Catherine Liu’s call to remove Richard Blum from the Board of Regents points to structural questions that confront anyone concerned with reforming the University. As Catherine reminds us, Blum’s companies hold nearly a billion dollars worth of stock in for-profit, online educational companies that, reportedly, have received millions of dollars of UC investments. Of course, as no one needs reminding, President Yudof, Dean Edley, and Regent Gould are all pushing for an expansion of online education—an act that would establish greater legitimacy for the for-profit educational sector at the moment of rising scrutiny of its business practices, educational quality, and reliance on public funds. Indeed, as Catherine Cole has recently pointed out, rising student fees and an accelerated UC commitment to the notion of online education cannot but help legitimate a for-profit education sector that, while dependent on large amounts of public funds in effect diverted from public universities, has been subject to little oversight of its educational commitments or quality.
Given the lack of a clear business model for UCOP’s proposed expansion into online education, and the general opacity of UC’s investment decision-making process, the relationship between Blum’s holding, UCs investments, and the UCOP’s online frenzy call out for some public explanation. At the very least Regent Blum needs to respond to the reports and explain why his dual role does not constitute a conflict of interest.

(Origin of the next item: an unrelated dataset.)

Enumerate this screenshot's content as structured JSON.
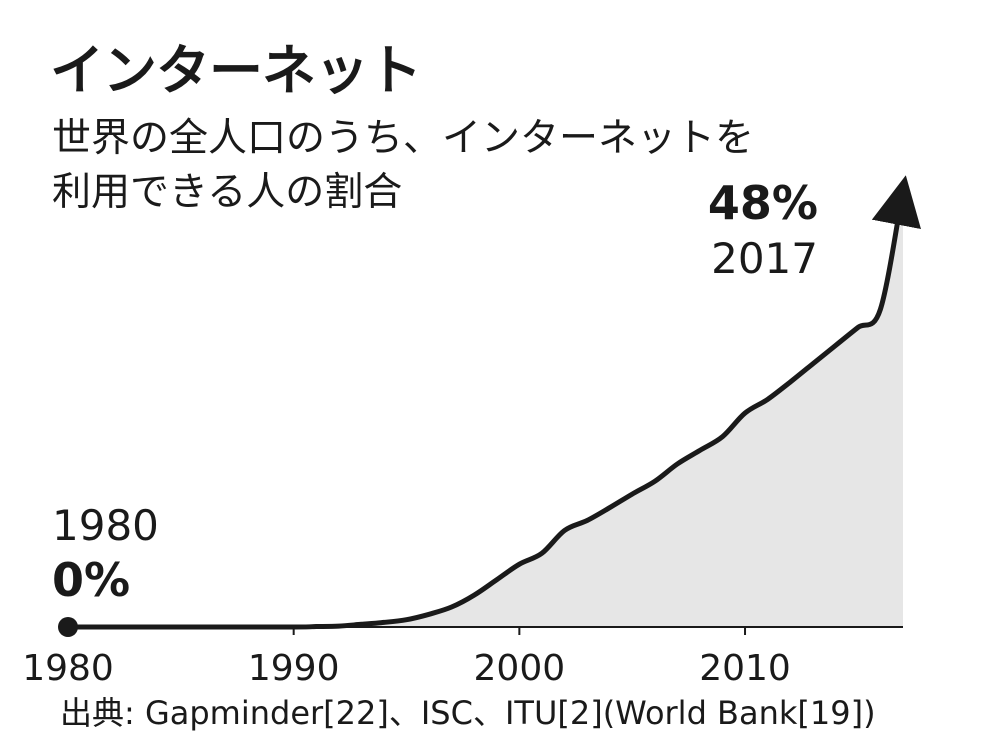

But the issue goes beyond Richard Blum. As Bob Samuels has argued UC lost 23 Billion dollars in investments over the past several years, (investments largely related to UCRP) and continues to accrue debt far beyond its actual revenues. These losses and debts put the future of UC at risk. Indeed, the restart of employer contributions for UCRP will cause funds to be taken out of divisions and departments and, without resumption of state responsibility for UCRP contributions those withdrawals will become increasingly severe in the future. UCOP (or at least its leadership) have blamed the contribution holiday and the recent collapse of the stock market for these problems. They have refused to examine the role of their own investment decisions and their reliance on money managers for the disastrous transformation of UCRP’s condition. Again, a serious and open examination of these investments and the way that UCOP has relied on out-of-house money managers is the least that is owed to the University community.
These issues point to the continued lack of accountability—on the part of either the President’s office or the Board Regents—to the University and its citizens. The Board and the President treat the rest of the University—faculty, staff, students—as interlopers in their business. They are happy to hear our voices when we speak in praise but push them aside when questions are asked. But the consistent failures on the part of the Board to protect state funding, their apparent commitment to risky financial investment strategies, and their seeming unwillingness to take seriously what at the least appear to be disturbing conflicts of interest, call out for reform.
Regent Blum owes us an accounting: the University rests on open debate of freely disclosed evidence, he needs to adhere to these standards in disclosing and explaining investments that on their face seem to show a lack of confidence in, and support for, the public sector he helps lead but in whose competition he invests. The Committee on Investments owes us an audit. The Board of Regents and President Yudof owe us greater responsiveness, openness, and most importantly a revamped organization that represents the University rather than governs it from afar.